Joao, Alexandre et Paula sont jeunes et précaires comme beaucoup d'autres au Portugal. En mars, cette «bande de copains» a donné voix à toute une «génération galère» qui, à leur appel, est descendue dans la rue en masse pour crier son malaise.Sur une terrasse du vieux quartier lisboète d'Alfama, «au fil d'une conversation comme tant d'autres», ils ont décidé d'appeler via Facebook à un «soulèvement spontané» qui a rassemblé le 12 mars plusieurs centaines de milliers de personnes au pays.

Et aujourd'hui, de nombreux jeunes Espagnols, qui manifestent depuis une semaine sur la place Puerta del Sol à Madrid, disent avoir été influencés par la mobilisation des précaires portugais.

«Je ne pensais pas que nous pouvions rassembler autant de monde, même si la précarité touche beaucoup de gens au Portugal, et pas seulement les jeunes et les diplômés», reconnaît Paula Gil, stagiaire dans une ONG de coopération pour le développement.

À 27 ans, Paula n'a jamais connu d'emploi stable. «Je bosse depuis mes 18 ans, j'ai payé mes études, je suis partie en Angleterre et au Luxembourg pour travailler dans des centres d'appel, j'ai travaillé gratuitement rien que pour accumuler de l'expérience. Et aujourd'hui encore, quand je tombe malade, on me coupe mon salaire», dit-elle

«Au Portugal, la moitié de la population active est au chômage ou précaire», résume Joao Labrincha, chômeur de 28 ans, «extrêmement frustré» de dépendre encore à 28 ans de ses parents.

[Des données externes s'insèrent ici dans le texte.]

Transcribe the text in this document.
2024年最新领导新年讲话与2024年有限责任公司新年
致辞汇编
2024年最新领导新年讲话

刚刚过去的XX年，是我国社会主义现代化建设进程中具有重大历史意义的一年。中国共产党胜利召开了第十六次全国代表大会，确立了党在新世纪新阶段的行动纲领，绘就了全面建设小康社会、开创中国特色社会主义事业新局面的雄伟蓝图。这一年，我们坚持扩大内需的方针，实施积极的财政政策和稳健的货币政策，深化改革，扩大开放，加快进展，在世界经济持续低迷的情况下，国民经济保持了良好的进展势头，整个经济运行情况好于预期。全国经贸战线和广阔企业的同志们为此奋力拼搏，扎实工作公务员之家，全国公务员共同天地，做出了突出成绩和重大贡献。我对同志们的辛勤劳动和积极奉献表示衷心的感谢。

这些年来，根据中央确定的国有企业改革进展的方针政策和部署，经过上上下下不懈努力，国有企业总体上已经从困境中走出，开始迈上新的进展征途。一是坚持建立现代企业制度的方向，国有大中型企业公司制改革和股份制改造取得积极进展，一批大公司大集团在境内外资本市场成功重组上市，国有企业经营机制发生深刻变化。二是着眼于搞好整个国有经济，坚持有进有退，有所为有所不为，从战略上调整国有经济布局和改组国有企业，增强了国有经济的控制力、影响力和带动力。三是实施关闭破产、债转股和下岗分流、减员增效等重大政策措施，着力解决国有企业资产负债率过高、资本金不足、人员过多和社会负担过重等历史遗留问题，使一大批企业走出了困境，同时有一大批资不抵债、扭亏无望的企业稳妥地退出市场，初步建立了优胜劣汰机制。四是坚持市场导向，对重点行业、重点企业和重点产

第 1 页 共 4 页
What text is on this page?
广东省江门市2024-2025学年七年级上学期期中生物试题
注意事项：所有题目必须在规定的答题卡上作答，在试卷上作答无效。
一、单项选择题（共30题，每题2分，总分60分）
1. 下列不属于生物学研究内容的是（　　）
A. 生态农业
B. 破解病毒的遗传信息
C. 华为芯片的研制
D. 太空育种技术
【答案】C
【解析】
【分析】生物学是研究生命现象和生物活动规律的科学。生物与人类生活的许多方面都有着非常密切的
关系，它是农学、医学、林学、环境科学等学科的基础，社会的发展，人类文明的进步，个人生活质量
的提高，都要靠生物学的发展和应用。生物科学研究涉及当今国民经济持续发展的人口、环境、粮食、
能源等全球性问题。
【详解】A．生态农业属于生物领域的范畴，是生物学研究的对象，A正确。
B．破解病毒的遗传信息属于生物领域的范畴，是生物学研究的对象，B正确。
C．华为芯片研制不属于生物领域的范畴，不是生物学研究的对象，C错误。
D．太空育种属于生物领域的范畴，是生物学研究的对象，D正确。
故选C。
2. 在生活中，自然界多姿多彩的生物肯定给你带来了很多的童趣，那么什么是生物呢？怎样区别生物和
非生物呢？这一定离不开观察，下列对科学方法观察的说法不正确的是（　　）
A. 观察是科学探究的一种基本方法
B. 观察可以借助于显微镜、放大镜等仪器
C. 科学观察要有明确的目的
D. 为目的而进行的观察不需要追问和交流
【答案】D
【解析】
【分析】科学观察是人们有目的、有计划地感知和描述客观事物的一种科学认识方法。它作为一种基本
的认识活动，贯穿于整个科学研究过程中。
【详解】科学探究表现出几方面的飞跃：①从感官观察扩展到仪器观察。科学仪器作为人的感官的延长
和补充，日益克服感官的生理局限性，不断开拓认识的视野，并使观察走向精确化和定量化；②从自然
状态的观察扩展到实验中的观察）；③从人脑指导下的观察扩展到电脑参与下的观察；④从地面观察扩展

«Solidaires» avec le mouvement espagnol, les animateurs de la «génération galère» participent chaque soir, depuis vendredi, à une «assemblée populaire» qui réunit quelques dizaines de jeunes sur la place du Rossio, en plein coeur de Lisbonne.

Comme à la Puerta del Sol en début de semaine dernière, un petit campement y a été monté autour d'une statue couvertes de pancartes et banderoles: «La révolution est là et elle a besoin de toi», «La vie, c'est pas que l'argent, nous voulons du changement»...

«On est en contact avec les manifestants espagnols pour voir comment on pourrait conjuguer nos efforts. Si nous luttons tous ensemble, nous serons plus forts et notre voix se fera davantage entendre», dit Paula.

Depuis les manifestations de mars, Joao, Paula et Alexandre, qui se sont rencontrés pendant leur licence en relations internationales à l'Université de Coimbra, ont créé le «Mouvement du 12 mars».

Toujours «informel et sans hiérarchie», ce mouvement citoyen se veut «une plate-forme pour ceux qui veulent renforcer notre démocratie, un régime jeune et précaire qui n'a que 37 ans», explique Joao, cheveux rasés et barbe de trois jours.

Après avoir lancé une pétition en faveur d'une loi contre la précarité, ils ont interrogé les candidats aux législatives anticipées du 5 juin afin de publier la position des différents partis sur les sujets qui inquiètent la jeunesse.

«Pour moi, le plus important c'est de créer une opinion publique informée et consciente, qui sache se battre pour ses droits», affirme Paula.

Tout en affichant leur «indépendance» politique, les trois jeunes se disent opposés au plan de sauvetage financier négocié ce mois-ci par le gouvernement socialiste démissionnaire avec l'UE et le FMI.

«Il suffit de voir ce qui s'est passé en Grèce puis en Irlande pour savoir que les politiques d'austérité ne feront qu'aggraver la situation économique», affirme Alexandre Carvalho, 25 ans.

Et, s'inquiète ce chercheur boursier en sciences politiques, «si le plan échoue, à qui peut-on demander des comptes? Aux représentants de l'UE et du FMI qui n'ont pas été élus? Au gouvernement démissionnaire qui les a appelés?»